David Duneman
Expository Writing
Joe Serio
2/17/13
Move To The Kalahari!
I must say, when I first started watching “The Gods Must
Be Crazy” I thought I was watching a documentary, and I thought I was watching
the wrong movie. But I kept watching. Once the film reached the section on
describing American civilization in Xi’s perspective I could finally tell it
was a comedic film. The laughter first starts as a comparison between the heavenly
Kalahari Desert, where Xi and his people live, and the pointlessness of the
American civilizations. When an unidentified flying object drops an
unidentified hard object, the Coca-Cola bottle, the Kalahari people make good
use of it. Slowly but surely the bottle turns the Kalahari people against each
other, every person wants to be using the bottle all the time. Before the
bottle came, the Kalahari people didn’t know hate, possession, or fighting
against each other, but the bottle brought those traits out in them. The bottle
represents the evil, useless products people make that we just can’t seem to
live without, such as Coca-Cola. I thought the film was going to be based on
the compare and contrast humor that was established at the beginning of the
movie, but after Xi leaves the Kalahari to throw the bottle off the Earth, the
film takes a surprising left turn that seems to give the movie more of a story
line to follow. With the entrance of Andrew Steyn, the entrance of the
slap-stick humor comes into play as well. Mr. Steyn is a manure collector, as
he hilariously tells Kate, and that is just about the funniest job description
one could possibly have. This film did the slap-stick style very well. They had
that cheerful, cartoonish music that cues you to laugh, and they also have the
fast paced movie style that helps make slap-stick what it is. The main
slap-stick humor occurs with Andrew’s Jeep that doesn’t have working brakes, so
he has to stop it some other way. There’s always a fence in his way while he’s
driving, so that he has to get out of the car, open the fence, and by this time
the car is already rolling away backwards, and then he has to drive past the
fence, get out of the car, close the fence, and then run after his Jeep saying “AyeAyeAyeAyeAye”.

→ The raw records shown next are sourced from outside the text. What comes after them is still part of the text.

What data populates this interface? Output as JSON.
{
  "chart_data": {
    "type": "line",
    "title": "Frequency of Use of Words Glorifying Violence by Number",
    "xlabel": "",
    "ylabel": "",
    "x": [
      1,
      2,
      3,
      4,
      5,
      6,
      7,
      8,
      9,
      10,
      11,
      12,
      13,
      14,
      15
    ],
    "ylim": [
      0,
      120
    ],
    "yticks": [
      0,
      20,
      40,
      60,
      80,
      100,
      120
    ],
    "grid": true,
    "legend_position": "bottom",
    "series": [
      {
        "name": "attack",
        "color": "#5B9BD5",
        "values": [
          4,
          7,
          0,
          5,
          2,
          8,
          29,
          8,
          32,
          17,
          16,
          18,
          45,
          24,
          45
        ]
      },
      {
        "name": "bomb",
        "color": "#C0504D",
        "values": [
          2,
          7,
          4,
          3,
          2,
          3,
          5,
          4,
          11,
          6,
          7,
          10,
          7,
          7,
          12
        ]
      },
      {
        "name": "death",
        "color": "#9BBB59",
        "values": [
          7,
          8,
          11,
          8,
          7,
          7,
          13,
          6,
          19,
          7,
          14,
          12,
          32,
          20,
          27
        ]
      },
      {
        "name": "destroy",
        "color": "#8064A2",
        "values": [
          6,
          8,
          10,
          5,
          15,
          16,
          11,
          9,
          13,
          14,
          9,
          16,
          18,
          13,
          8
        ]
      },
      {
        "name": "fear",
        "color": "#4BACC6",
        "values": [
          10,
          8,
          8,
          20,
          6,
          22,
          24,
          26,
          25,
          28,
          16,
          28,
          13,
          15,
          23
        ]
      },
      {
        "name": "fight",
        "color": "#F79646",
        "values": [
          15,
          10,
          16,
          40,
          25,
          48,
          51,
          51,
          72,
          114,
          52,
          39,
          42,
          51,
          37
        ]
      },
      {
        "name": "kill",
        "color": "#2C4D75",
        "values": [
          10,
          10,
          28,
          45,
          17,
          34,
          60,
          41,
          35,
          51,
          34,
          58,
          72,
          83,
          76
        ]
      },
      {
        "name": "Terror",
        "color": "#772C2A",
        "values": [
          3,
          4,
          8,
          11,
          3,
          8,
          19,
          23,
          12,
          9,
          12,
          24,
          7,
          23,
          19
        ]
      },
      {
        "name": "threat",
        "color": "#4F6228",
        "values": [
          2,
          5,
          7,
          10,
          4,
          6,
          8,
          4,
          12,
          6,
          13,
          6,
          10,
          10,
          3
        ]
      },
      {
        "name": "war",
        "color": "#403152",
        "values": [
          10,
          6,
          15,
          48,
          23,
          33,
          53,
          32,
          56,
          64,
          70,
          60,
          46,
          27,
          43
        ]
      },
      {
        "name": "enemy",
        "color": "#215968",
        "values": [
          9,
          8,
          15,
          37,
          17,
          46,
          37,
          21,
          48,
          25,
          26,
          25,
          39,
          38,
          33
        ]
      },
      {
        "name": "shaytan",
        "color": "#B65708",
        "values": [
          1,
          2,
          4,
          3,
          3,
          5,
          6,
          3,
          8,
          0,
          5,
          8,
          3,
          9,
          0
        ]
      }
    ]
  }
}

This was a very humorous gag that seemed to be prominent throughout the film. The
slap-stick style of humor also occurs when Andrew is around women, Kate in
particular. As Andrew says, his brain “turns off” when he’s around women, and it’s
a “psychological phenomenon”. So Andrew is always tripping up when Kate is
around. The two also overlap at one point, when Andrew has to get Kate out of a
tree she’s stuck in, whilst he is also trying to get his Jeep out of the river
with the electric pulley. He is too busy attending to Kate so his car is pulled
almost all the way up the tree, and is hanging off the ground. Andrew had so
much misfortune, that he had to get the girl at the end. This was an
interesting movie and I would recommend it to anyone.